2. “Spoken before,” for their antiquity; not things of yesterday; no new devices.
3. “By the prophets,” for the authority; men that had their commission immediately from God Himself.
4. “Holy prophets,” for the sanctity; they passed not through the lips of a Balaam, or Caiaphas.
5. “The commandment of us,” etc. The prophets were legal apostles, the apostles are evangelical prophets. Both these came to the world with commandments.
(1) Neither prophets nor apostles did ever command in their own names; but the former came with “Thus saith the Lord,” and the other in the name of Christ.
(2) St. Peter refers us to the words of the prophets and commandments of the apostles, and precisely chargeth our mindfulness with these lessons.

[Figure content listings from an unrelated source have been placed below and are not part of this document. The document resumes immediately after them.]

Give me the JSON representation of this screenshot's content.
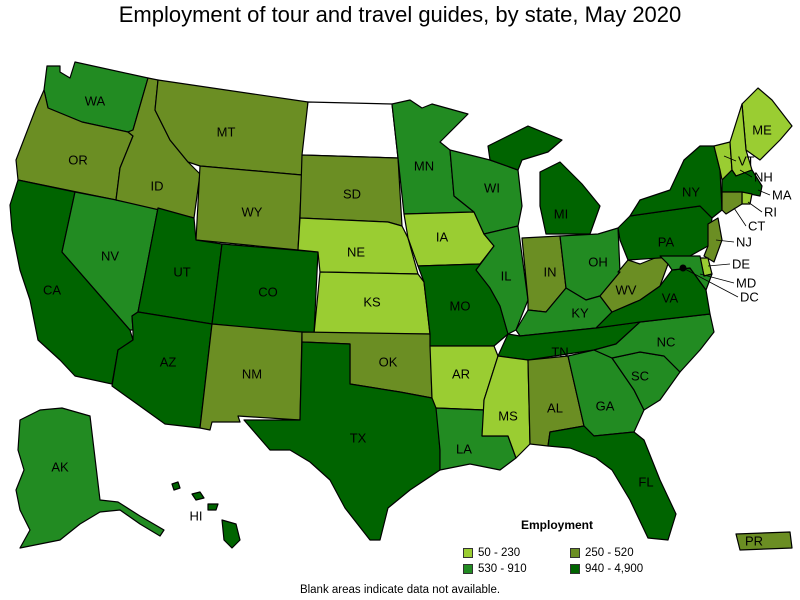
{
  "title": "Employment of tour and travel guides, by state, May 2020",
  "legend": {
    "title": "Employment",
    "bins": [
      {
        "label": "50 - 230",
        "color": "#9acd32"
      },
      {
        "label": "250 - 520",
        "color": "#6b8e23"
      },
      {
        "label": "530 - 910",
        "color": "#228b22"
      },
      {
        "label": "940 - 4,900",
        "color": "#006400"
      }
    ]
  },
  "no_data_color": "#ffffff",
  "footnote": "Blank areas indicate data not available.",
  "states": [
    {
      "abbr": "WA",
      "bin": 2
    },
    {
      "abbr": "OR",
      "bin": 1
    },
    {
      "abbr": "CA",
      "bin": 3
    },
    {
      "abbr": "NV",
      "bin": 2
    },
    {
      "abbr": "ID",
      "bin": 1
    },
    {
      "abbr": "MT",
      "bin": 1
    },
    {
      "abbr": "WY",
      "bin": 1
    },
    {
      "abbr": "UT",
      "bin": 3
    },
    {
      "abbr": "CO",
      "bin": 3
    },
    {
      "abbr": "AZ",
      "bin": 3
    },
    {
      "abbr": "NM",
      "bin": 1
    },
    {
      "abbr": "ND",
      "bin": null
    },
    {
      "abbr": "SD",
      "bin": 1
    },
    {
      "abbr": "NE",
      "bin": 0
    },
    {
      "abbr": "KS",
      "bin": 0
    },
    {
      "abbr": "OK",
      "bin": 1
    },
    {
      "abbr": "TX",
      "bin": 3
    },
    {
      "abbr": "MN",
      "bin": 2
    },
    {
      "abbr": "IA",
      "bin": 0
    },
    {
      "abbr": "MO",
      "bin": 3
    },
    {
      "abbr": "AR",
      "bin": 0
    },
    {
      "abbr": "LA",
      "bin": 2
    },
    {
      "abbr": "WI",
      "bin": 2
    },
    {
      "abbr": "IL",
      "bin": 2
    },
    {
      "abbr": "MI",
      "bin": 3
    },
    {
      "abbr": "IN",
      "bin": 1
    },
    {
      "abbr": "OH",
      "bin": 2
    },
    {
      "abbr": "KY",
      "bin": 2
    },
    {
      "abbr": "TN",
      "bin": 3
    },
    {
      "abbr": "MS",
      "bin": 0
    },
    {
      "abbr": "AL",
      "bin": 1
    },
    {
      "abbr": "GA",
      "bin": 2
    },
    {
      "abbr": "FL",
      "bin": 3
    },
    {
      "abbr": "SC",
      "bin": 2
    },
    {
      "abbr": "NC",
      "bin": 2
    },
    {
      "abbr": "VA",
      "bin": 3
    },
    {
      "abbr": "WV",
      "bin": 1
    },
    {
      "abbr": "PA",
      "bin": 3
    },
    {
      "abbr": "NY",
      "bin": 3
    },
    {
      "abbr": "ME",
      "bin": 0
    },
    {
      "abbr": "VT",
      "bin": 0
    },
    {
      "abbr": "NH",
      "bin": 0
    },
    {
      "abbr": "MA",
      "bin": 3
    },
    {
      "abbr": "RI",
      "bin": 0
    },
    {
      "abbr": "CT",
      "bin": 1
    },
    {
      "abbr": "NJ",
      "bin": 1
    },
    {
      "abbr": "DE",
      "bin": 0
    },
    {
      "abbr": "MD",
      "bin": 2
    },
    {
      "abbr": "DC",
      "bin": 3
    },
    {
      "abbr": "AK",
      "bin": 2
    },
    {
      "abbr": "HI",
      "bin": 3
    },
    {
      "abbr": "PR",
      "bin": 1
    }
  ]
}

(3) Neither the prophets without the apostles, nor the apostles without the prophets, but both together. The gospel without the law may lift men up to presumption; the law without the gospel may sink them down to desperation.
(4) The rule of truth is delivered to us by the prophets and apostles.
II. Their mindfulness of that object. This consists in two things:
1. Observation. God never meant His Word for a vanishing sound; that which is kept upon eternal record in heaven, and is a constant dweller in the elected heart (Colossians 3:16), must not be a sojourner, much less a passenger, with us.
2. Conversation. It is a barren mindfulness that does not declare itself in a holy fruitfulness. Conclusion:
1. Let us desire the faculty and facility of doing; earnestly to desire it is one half, yea, the best half.
2. Let us be thrifty husbands of time and means to be spiritually rich.
3. Let us reduce all to practice. (Thos. Adams.)
Compendious commandments
Cultivate the habit of reflective meditation upon the truths of the gospel as giving you the pattern of duty in a concentrated and available form. It is of no use to carry about a copy of the “Statutes at Large” in twenty folio volumes, in order to refer to it when difficulties arise and crises come. We must have something a great deal more compendious and easy of reference than that. A man’s cabin-trunk must not be as big as a house, and his goods must be in a small compass for his sea voyage. We have in Jesus Christ the “Statutes at Large,” codified and put into a form which the poorest and humblest and busiest amongst us can apply directly to the sudden emergencies and surprising contingencies of daily life, which are always sprung upon us when we do not expect them, and demand instantaneous decision. (A. Maclaren.)